Helen is freelance writer, editor and journalist, with a particular interest in the arts, the urban, the wild, and London.  She works with words, audio, photos and film from a lovely studio in Angel.  She mainly writes about theatre and food for Londonist, and is especially keen on anything involving puppets and eco eating.  Helen’s also rather into rooftop gardens and urban nature and her first book, which is about both these things, was published in June 2011.  She recently helped create the Londonist’s very own edible garden on an Old Street balcony.

Tom Jones

Tom is the author of Tired of London, Tired of Life, a website about things to do in London. His previous jobs include being a researcher in the Houses of Parliament, driving a white van man and working in the Armed Forces Medals Office. He was born in the South Cotswolds, and now lives in South East London.
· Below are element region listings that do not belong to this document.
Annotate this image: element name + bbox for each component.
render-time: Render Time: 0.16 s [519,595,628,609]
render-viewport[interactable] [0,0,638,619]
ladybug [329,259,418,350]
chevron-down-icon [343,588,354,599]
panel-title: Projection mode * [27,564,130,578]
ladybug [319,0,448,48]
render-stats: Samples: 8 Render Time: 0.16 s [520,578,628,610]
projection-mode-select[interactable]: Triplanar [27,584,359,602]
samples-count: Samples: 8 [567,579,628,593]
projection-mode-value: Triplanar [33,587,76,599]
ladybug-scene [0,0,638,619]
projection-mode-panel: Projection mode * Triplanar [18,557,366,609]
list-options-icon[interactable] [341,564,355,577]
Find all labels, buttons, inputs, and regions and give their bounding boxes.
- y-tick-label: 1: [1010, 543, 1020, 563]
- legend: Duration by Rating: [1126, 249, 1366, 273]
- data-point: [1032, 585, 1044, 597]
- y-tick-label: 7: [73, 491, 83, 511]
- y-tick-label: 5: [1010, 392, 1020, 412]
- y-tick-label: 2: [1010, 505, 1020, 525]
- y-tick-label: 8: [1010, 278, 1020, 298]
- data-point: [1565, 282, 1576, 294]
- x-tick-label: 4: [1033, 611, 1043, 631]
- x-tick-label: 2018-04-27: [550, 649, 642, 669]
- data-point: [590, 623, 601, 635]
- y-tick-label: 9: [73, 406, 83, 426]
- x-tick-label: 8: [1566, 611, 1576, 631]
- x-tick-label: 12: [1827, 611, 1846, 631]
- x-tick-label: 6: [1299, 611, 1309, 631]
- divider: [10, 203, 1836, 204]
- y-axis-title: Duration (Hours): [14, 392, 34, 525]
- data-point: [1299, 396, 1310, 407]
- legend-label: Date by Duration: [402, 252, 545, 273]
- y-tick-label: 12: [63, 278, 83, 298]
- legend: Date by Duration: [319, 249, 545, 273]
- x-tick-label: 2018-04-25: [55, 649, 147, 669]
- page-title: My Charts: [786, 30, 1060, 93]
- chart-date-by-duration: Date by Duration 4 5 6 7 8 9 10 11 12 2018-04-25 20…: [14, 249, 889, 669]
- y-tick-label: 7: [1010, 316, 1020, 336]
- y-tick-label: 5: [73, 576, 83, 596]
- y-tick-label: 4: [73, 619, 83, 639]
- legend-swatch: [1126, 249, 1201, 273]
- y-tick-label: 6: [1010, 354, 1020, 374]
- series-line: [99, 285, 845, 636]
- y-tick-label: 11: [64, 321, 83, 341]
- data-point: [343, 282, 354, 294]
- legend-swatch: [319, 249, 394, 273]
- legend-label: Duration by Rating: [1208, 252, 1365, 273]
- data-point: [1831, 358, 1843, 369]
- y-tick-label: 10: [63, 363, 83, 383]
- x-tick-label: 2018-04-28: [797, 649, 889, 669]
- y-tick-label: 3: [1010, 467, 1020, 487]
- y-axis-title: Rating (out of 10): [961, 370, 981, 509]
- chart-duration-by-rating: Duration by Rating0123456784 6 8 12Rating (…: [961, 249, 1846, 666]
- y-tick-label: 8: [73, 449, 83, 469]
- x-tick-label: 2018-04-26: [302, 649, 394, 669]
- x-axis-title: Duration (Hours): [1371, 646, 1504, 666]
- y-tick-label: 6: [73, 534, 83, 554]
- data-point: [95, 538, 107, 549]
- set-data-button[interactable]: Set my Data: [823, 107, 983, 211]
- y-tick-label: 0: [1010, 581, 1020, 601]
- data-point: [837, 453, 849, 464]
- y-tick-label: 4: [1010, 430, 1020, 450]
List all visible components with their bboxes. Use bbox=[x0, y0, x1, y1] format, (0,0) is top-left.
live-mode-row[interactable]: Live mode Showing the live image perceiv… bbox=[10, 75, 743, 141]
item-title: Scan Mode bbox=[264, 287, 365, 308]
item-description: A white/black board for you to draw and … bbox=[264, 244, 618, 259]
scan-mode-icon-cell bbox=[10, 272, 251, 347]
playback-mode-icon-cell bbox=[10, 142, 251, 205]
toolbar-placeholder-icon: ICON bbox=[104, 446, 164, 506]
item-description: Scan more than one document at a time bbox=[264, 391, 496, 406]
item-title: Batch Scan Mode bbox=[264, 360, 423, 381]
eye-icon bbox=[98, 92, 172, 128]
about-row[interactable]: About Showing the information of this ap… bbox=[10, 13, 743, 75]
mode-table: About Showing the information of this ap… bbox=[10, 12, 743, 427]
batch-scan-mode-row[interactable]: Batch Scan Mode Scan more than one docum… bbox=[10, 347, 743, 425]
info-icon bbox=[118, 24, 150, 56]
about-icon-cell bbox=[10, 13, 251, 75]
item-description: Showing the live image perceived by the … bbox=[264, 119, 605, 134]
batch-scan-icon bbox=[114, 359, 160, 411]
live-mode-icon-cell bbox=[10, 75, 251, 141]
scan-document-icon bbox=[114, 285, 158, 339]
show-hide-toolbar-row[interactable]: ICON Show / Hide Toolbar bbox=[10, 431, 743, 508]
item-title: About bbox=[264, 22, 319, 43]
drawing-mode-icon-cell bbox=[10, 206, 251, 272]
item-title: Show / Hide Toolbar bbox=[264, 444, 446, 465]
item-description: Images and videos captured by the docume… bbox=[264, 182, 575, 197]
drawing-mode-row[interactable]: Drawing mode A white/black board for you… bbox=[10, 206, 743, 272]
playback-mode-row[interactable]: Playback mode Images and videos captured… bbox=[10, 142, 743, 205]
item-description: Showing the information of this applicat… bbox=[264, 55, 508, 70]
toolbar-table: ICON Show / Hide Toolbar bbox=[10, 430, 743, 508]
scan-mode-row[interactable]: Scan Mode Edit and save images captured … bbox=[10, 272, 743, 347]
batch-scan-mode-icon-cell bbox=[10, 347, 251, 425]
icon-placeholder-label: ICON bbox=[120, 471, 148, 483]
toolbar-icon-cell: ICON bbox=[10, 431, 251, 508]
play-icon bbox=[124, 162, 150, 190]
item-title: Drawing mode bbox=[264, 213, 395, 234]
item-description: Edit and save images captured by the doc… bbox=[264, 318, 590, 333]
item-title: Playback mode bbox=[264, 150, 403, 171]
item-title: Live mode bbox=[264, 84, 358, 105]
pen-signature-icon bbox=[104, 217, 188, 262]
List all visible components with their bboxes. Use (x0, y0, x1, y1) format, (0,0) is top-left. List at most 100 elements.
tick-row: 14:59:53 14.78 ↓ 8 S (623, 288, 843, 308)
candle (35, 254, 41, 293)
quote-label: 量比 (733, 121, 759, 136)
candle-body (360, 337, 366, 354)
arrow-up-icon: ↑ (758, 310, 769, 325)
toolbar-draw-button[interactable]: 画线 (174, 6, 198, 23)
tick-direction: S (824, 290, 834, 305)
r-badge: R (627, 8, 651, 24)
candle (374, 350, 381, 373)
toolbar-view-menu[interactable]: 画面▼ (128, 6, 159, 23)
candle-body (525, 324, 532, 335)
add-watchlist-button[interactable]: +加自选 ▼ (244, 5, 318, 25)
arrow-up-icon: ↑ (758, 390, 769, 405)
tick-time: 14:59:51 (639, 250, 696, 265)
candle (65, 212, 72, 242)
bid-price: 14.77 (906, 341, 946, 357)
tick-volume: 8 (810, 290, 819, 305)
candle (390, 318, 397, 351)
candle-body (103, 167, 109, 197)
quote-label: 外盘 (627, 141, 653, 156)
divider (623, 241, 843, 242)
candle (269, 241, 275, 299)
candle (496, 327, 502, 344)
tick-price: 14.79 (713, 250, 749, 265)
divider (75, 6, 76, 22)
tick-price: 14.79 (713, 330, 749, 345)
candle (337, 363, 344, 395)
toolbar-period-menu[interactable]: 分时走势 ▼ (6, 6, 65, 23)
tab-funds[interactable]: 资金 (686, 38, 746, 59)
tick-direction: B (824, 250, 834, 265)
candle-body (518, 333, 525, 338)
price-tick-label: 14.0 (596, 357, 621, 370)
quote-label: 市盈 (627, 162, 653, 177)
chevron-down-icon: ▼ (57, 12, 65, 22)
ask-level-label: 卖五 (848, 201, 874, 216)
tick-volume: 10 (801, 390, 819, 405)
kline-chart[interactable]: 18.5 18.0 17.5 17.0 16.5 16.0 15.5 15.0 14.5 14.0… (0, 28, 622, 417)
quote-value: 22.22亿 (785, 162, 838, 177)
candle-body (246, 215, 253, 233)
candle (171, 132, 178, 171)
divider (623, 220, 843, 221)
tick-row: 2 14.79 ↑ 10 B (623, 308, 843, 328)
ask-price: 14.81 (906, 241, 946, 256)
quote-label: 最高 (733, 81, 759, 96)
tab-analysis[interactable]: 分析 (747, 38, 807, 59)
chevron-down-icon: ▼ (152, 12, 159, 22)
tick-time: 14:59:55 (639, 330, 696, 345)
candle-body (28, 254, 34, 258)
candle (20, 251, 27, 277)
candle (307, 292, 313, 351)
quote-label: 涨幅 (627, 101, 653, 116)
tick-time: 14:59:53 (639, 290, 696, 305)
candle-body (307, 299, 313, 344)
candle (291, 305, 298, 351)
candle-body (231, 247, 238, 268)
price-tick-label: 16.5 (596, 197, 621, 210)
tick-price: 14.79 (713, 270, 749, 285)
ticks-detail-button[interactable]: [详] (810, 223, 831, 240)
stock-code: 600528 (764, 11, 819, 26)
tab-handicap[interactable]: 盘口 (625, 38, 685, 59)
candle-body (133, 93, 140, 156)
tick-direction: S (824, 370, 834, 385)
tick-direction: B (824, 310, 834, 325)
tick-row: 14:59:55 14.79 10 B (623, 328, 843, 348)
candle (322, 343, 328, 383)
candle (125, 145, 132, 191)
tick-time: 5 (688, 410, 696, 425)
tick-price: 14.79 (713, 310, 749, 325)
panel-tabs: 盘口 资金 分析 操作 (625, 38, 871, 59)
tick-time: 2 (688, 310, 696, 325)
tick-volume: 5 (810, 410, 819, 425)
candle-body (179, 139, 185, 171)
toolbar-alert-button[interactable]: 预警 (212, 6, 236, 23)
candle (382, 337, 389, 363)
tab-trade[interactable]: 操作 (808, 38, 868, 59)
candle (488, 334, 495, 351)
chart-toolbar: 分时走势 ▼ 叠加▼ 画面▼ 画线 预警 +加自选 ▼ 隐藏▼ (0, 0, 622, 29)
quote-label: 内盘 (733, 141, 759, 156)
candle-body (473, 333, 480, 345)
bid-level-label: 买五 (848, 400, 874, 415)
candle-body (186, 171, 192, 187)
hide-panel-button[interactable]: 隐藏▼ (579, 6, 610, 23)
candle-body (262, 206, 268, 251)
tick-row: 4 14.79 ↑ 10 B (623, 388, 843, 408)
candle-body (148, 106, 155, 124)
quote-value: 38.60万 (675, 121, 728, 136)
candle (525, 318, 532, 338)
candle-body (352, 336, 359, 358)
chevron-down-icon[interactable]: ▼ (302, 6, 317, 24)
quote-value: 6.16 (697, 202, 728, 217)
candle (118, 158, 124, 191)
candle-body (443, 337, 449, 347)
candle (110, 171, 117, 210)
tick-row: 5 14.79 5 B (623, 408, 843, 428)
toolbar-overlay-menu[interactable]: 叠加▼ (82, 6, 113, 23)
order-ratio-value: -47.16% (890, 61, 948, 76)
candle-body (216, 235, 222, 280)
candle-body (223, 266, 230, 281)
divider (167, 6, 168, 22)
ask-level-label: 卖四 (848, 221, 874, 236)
During his time in the capital he has lit Britain’s largest bonfire, seen the Queen five times, and been awarded second place for performance in the Notting Hill Carnival. He is a member of the Old Tripeoneans of Hampden-in-Arden.

Libby Costello

Libby resides in Shoreditch and has almost shed all traces of her
Cheshire roots. She likes sampling the best food London has to offer, but often forgets to keep any in her fridge. She has worked in dance education for more years than she likes to believe and has been writing about dance for almost as long – mainly to legitimise her unhealthy addiction to Michael Clark. She began London life as a Labanotation teacher (google it) and now can analyse movement at an alarming rate. Her favourite things are cheese, prosecco and chips, high-heels and dance (hazardous if combined).

Victoria Rudland

Victoria was born and raised in Edinburgh but turned traitor to her lovely homeland as soon as she damn well could, the filthy turncoat, firmly ensconcing herself in London’s beguiling bosom. Now a denizen of Shoreditch (with the oversized cable-knits and battered brogues to show for it), she is a freelance writer and sub-editor. She can usually be found making vague stabs at gracefulness in a ballet studio, stuffing her face with baklava, or anywhere there is free wine.

Nicolas Chinardet

Nicolas arrived from his native France (the bit where they make wine and mustard) in July 2000, as part of the ongoing colonising effort started in 1066. Although well aware that English is little more than badly pronounced French, he had taken the precaution of studying the language at university before getting himself kicked out of the country (mostly for being by far too un-French). The sad and corny truth is that Nicolas fell in love with London a few years before his migration after spending a week walking the streets of this hallowed city. It was like coming home. And so it passed that sarf London became home. During the intervening years, Nicolas has been singing with the London Gay Men’s Chorus and has flexed his political muscle by getting involved with his local LGBT network and LGBT History Month.

Cat Wiener

Cat has lived south of the river all her life, except for a brief sojourn in Venezuela, and has long given up trying to ever get a taxi home. Drawing a veil over an unhappy decade at the chalkface of inner-city education, she now works as a freelance journalist and radio producer and is grateful for the distraction Londonist affords from the vagaries and sordid real-politik of world news. She loves London’s art galleries and secret spaces and anywhere along its rivers and canals, and the fact that living in London means there is not a single hour of any day of the year where you can’t find, somewhere a drink, a coffee and a packet of fags.